When our students utilize our proprietary coding language, KidScript®, to build their own digital games from the ground up, they often incorporate physics to make their creations more complicated and interesting.
One of the core coding concepts featured in the Codeverse curriculum is that of a physics engine. When our students utilize our proprietary coding language, KidScript®, to build their own digital games from the ground up, they often incorporate physics to make their creations more complicated and interesting.
It’s easy to take for granted just how much effort goes into creating some of the bigger games out there today, but in reality, it can take years and a team of hundreds of people to develop just one game! That's why it's so important that even the youngest coders are exposed to the more complex aspects of game creation. Here's three great reasons why we teach physics in coding at Codeverse:
All objects in the KidScript® system have physics applied. This means that things like gravity, friction, and mass can all be controlled via KidScript®. It also means that all of our objects will behave like they do in the real world. If a block is placed at the top of the game area, hitting “Run” will result in the block falling down and off the screen. Why? If you placed a block in the air, it certainly wouldn’t stay there - it would fall to the ground! Another example is that when a ball is launched from a cannon, it has an initial upward velocity, but due to gravity and air friction, it will arc back down towards the bottom of the screen.

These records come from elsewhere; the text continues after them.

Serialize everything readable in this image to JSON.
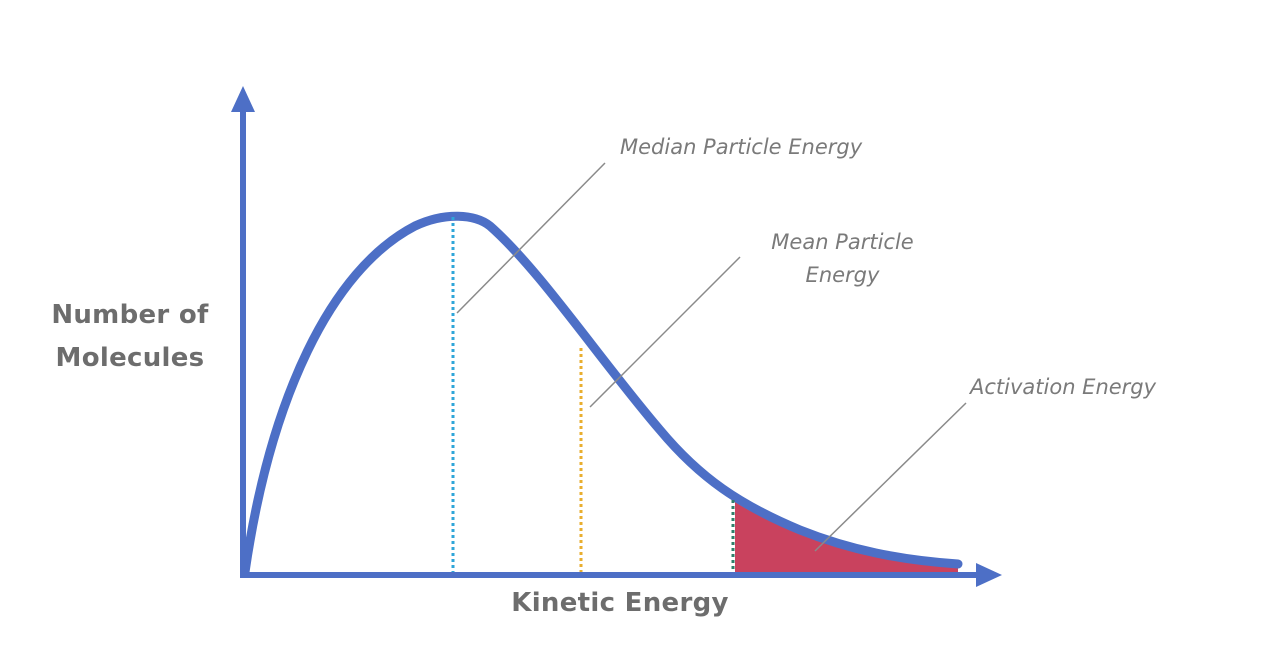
{
  "axes": {
    "y_label_line1": "Number of",
    "y_label_line2": "Molecules",
    "x_label": "Kinetic Energy"
  },
  "annotations": {
    "median": "Median Particle Energy",
    "mean_line1": "Mean Particle",
    "mean_line2": "Energy",
    "activation": "Activation Energy"
  },
  "colors": {
    "axis": "#4d6fc6",
    "curve": "#4d6fc6",
    "median_line": "#2fa6d9",
    "mean_line": "#e9ae2e",
    "activation_line": "#2f7f6a",
    "activation_fill": "#c9425e",
    "leader_line": "#8a8a8a",
    "label_text": "#6d6d6d"
  }
}
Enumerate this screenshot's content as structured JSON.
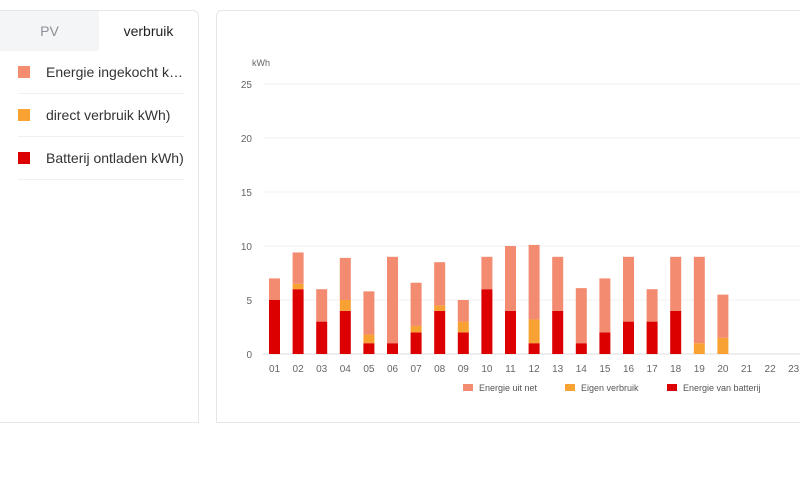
{
  "tabs": [
    {
      "label": "PV",
      "active": false
    },
    {
      "label": "verbruik",
      "active": true
    }
  ],
  "legend_panel": [
    {
      "label": "Energie ingekocht k…",
      "color": "#f28b70"
    },
    {
      "label": "direct verbruik kWh)",
      "color": "#f7a233"
    },
    {
      "label": "Batterij ontladen kWh)",
      "color": "#dd0000"
    }
  ],
  "chart_data": {
    "type": "bar",
    "stacked": true,
    "ylabel": "kWh",
    "ylim": [
      0,
      25
    ],
    "yticks": [
      0,
      5,
      10,
      15,
      20,
      25
    ],
    "grid": true,
    "legend_position": "bottom",
    "categories": [
      "01",
      "02",
      "03",
      "04",
      "05",
      "06",
      "07",
      "08",
      "09",
      "10",
      "11",
      "12",
      "13",
      "14",
      "15",
      "16",
      "17",
      "18",
      "19",
      "20",
      "21",
      "22",
      "23"
    ],
    "series": [
      {
        "name": "Energie van batterij",
        "color": "#dd0000",
        "values": [
          5,
          6,
          3,
          4,
          1,
          1,
          2,
          4,
          2,
          6,
          4,
          1,
          4,
          1,
          2,
          3,
          3,
          4,
          0,
          0,
          0,
          0,
          0
        ]
      },
      {
        "name": "Eigen verbruik",
        "color": "#f7a233",
        "values": [
          0,
          0.5,
          0,
          1,
          0.8,
          0,
          0.6,
          0.5,
          1,
          0,
          0,
          2.2,
          0,
          0,
          0,
          0,
          0,
          0,
          1,
          1.5,
          0,
          0,
          0
        ]
      },
      {
        "name": "Energie uit net",
        "color": "#f28b70",
        "values": [
          2,
          2.9,
          3,
          3.9,
          4,
          8,
          4,
          4,
          2,
          3,
          6,
          6.9,
          5,
          5.1,
          5,
          6,
          3,
          5,
          8,
          4,
          0,
          0,
          0
        ]
      }
    ],
    "legend_order": [
      "Energie uit net",
      "Eigen verbruik",
      "Energie van batterij"
    ]
  }
}
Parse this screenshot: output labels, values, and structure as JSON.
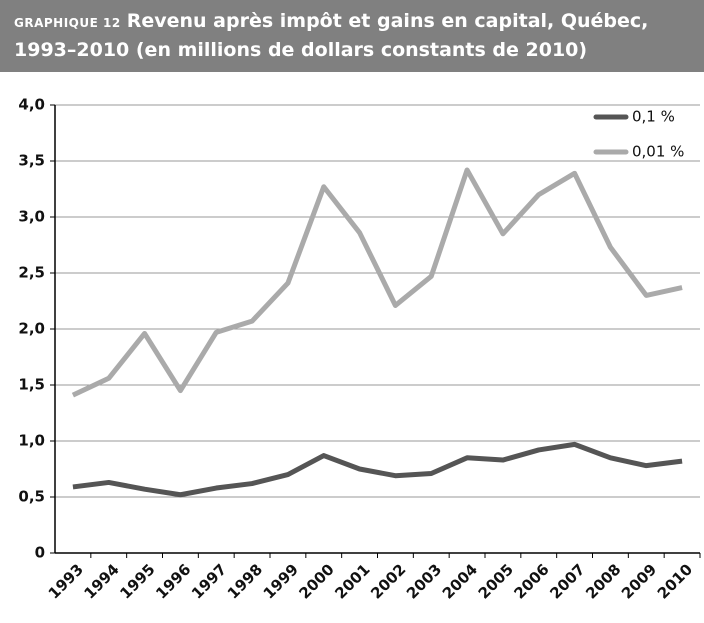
{
  "chart_data": {
    "type": "line",
    "label": "GRAPHIQUE 12",
    "title": "Revenu après impôt et gains en capital, Québec, 1993–2010 (en millions de dollars constants de 2010)",
    "categories": [
      "1993",
      "1994",
      "1995",
      "1996",
      "1997",
      "1998",
      "1999",
      "2000",
      "2001",
      "2002",
      "2003",
      "2004",
      "2005",
      "2006",
      "2007",
      "2008",
      "2009",
      "2010"
    ],
    "series": [
      {
        "name": "0,1 %",
        "color": "#555555",
        "values": [
          0.59,
          0.63,
          0.57,
          0.52,
          0.58,
          0.62,
          0.7,
          0.87,
          0.75,
          0.69,
          0.71,
          0.85,
          0.83,
          0.92,
          0.97,
          0.85,
          0.78,
          0.82
        ]
      },
      {
        "name": "0,01 %",
        "color": "#aaaaaa",
        "values": [
          1.41,
          1.56,
          1.96,
          1.45,
          1.97,
          2.07,
          2.41,
          3.27,
          2.86,
          2.21,
          2.47,
          3.42,
          2.85,
          3.2,
          3.39,
          2.73,
          2.3,
          2.37
        ]
      }
    ],
    "ylim": [
      0,
      4
    ],
    "yticks": [
      0,
      {
        "value": 0.5,
        "label": "0,5"
      },
      {
        "value": 1,
        "label": "1,0"
      },
      {
        "value": 1.5,
        "label": "1,5"
      },
      {
        "value": 2,
        "label": "2,0"
      },
      {
        "value": 2.5,
        "label": "2,5"
      },
      {
        "value": 3,
        "label": "3,0"
      },
      {
        "value": 3.5,
        "label": "3,5"
      },
      {
        "value": 4,
        "label": "4,0"
      }
    ],
    "grid": true,
    "legend": "top-right"
  }
}
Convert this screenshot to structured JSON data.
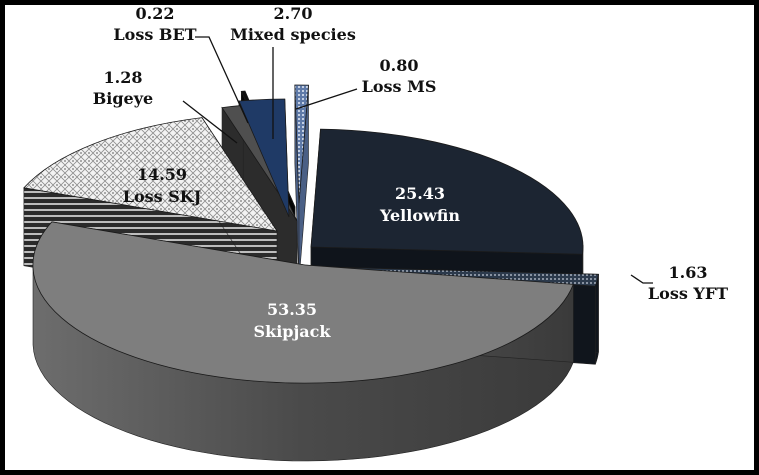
{
  "chart_data": {
    "type": "pie",
    "style": "3d-exploded",
    "slices": [
      {
        "label": "Yellowfin",
        "value": 25.43,
        "color": "#1c2532",
        "label_pos": "inside",
        "value_text": "25.43"
      },
      {
        "label": "Loss YFT",
        "value": 1.63,
        "color": "#2a3644",
        "pattern": "dots",
        "label_pos": "outside",
        "value_text": "1.63"
      },
      {
        "label": "Skipjack",
        "value": 53.35,
        "color": "#808080",
        "label_pos": "inside",
        "value_text": "53.35"
      },
      {
        "label": "Loss SKJ",
        "value": 14.59,
        "color": "#e8e8e8",
        "pattern": "diamond-crosshatch",
        "label_pos": "inside",
        "value_text": "14.59"
      },
      {
        "label": "Bigeye",
        "value": 1.28,
        "color": "#555555",
        "label_pos": "outside",
        "value_text": "1.28"
      },
      {
        "label": "Loss BET",
        "value": 0.22,
        "color": "#111111",
        "label_pos": "outside",
        "value_text": "0.22"
      },
      {
        "label": "Mixed species",
        "value": 2.7,
        "color": "#1f3a66",
        "label_pos": "outside",
        "value_text": "2.70"
      },
      {
        "label": "Loss MS",
        "value": 0.8,
        "color": "#8fa3c7",
        "pattern": "dots",
        "label_pos": "outside",
        "value_text": "0.80"
      }
    ],
    "legend": "none",
    "title": ""
  }
}
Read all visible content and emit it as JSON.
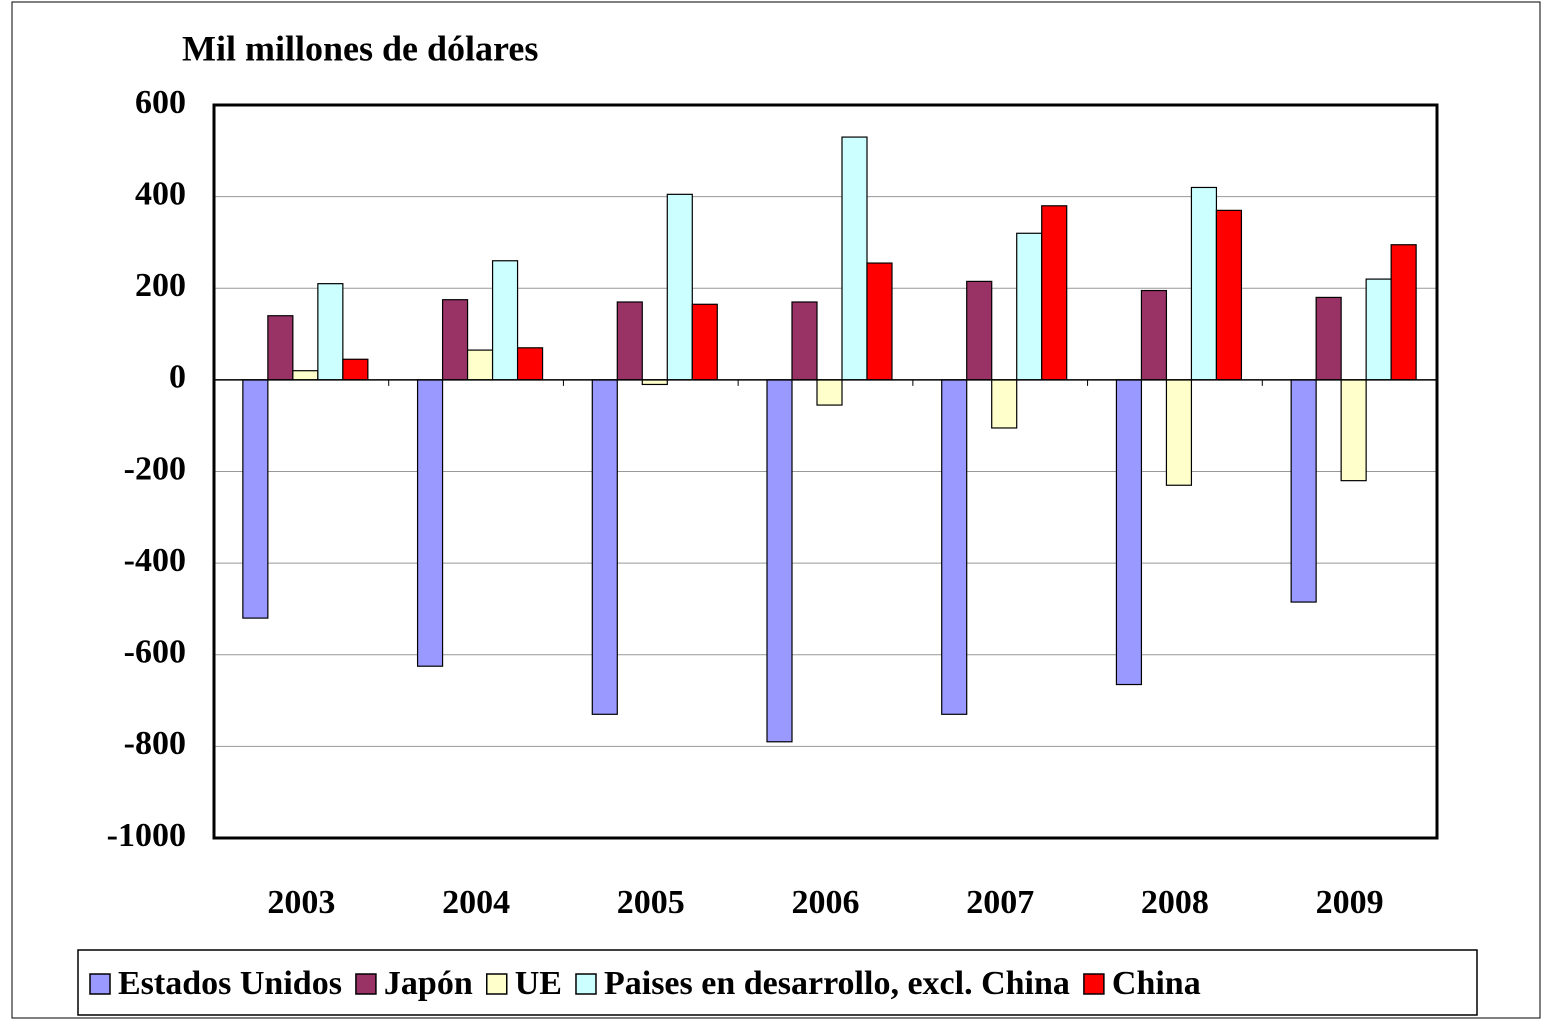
{
  "chart_data": {
    "type": "bar",
    "title": "Mil millones de dólares",
    "categories": [
      "2003",
      "2004",
      "2005",
      "2006",
      "2007",
      "2008",
      "2009"
    ],
    "series": [
      {
        "name": "Estados Unidos",
        "color": "#9999ff",
        "values": [
          -520,
          -625,
          -730,
          -790,
          -730,
          -665,
          -485
        ]
      },
      {
        "name": "Japón",
        "color": "#993366",
        "values": [
          140,
          175,
          170,
          170,
          215,
          195,
          180
        ]
      },
      {
        "name": "UE",
        "color": "#ffffcc",
        "values": [
          20,
          65,
          -10,
          -55,
          -105,
          -230,
          -220
        ]
      },
      {
        "name": "Paises en desarrollo, excl. China",
        "color": "#ccffff",
        "values": [
          210,
          260,
          405,
          530,
          320,
          420,
          220
        ]
      },
      {
        "name": "China",
        "color": "#ff0000",
        "values": [
          45,
          70,
          165,
          255,
          380,
          370,
          295
        ]
      }
    ],
    "ylim": [
      -1000,
      600
    ],
    "yticks": [
      -1000,
      -800,
      -600,
      -400,
      -200,
      0,
      200,
      400,
      600
    ],
    "grid": true,
    "legend": "bottom"
  }
}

Codeverse students use physics all the time when creating their own unique games. For example, a coder could create a trampoline by increasing the restitution on an object. A more advanced coder might create a game set in space, where the main gravity is disabled and custom gravitational force is set between planets, moons, and maybe even aliens! We also use physics to detect collisions between two objects, which is a popular event used by almost all of our coders.
Experimenting with physics in the context of their programs helps students understand how physics works in the real world. Through experimentation, students can see how changing physics properties changes the behavior of an object. For example, reducing the air friction on a launched ball will allow it to fly farther through the air. This is a big step in understanding how real world objects function and can be improved - if the car is not as fast as you want, what properties need to change? Will a ball roll farther on a surface with higher or lower friction?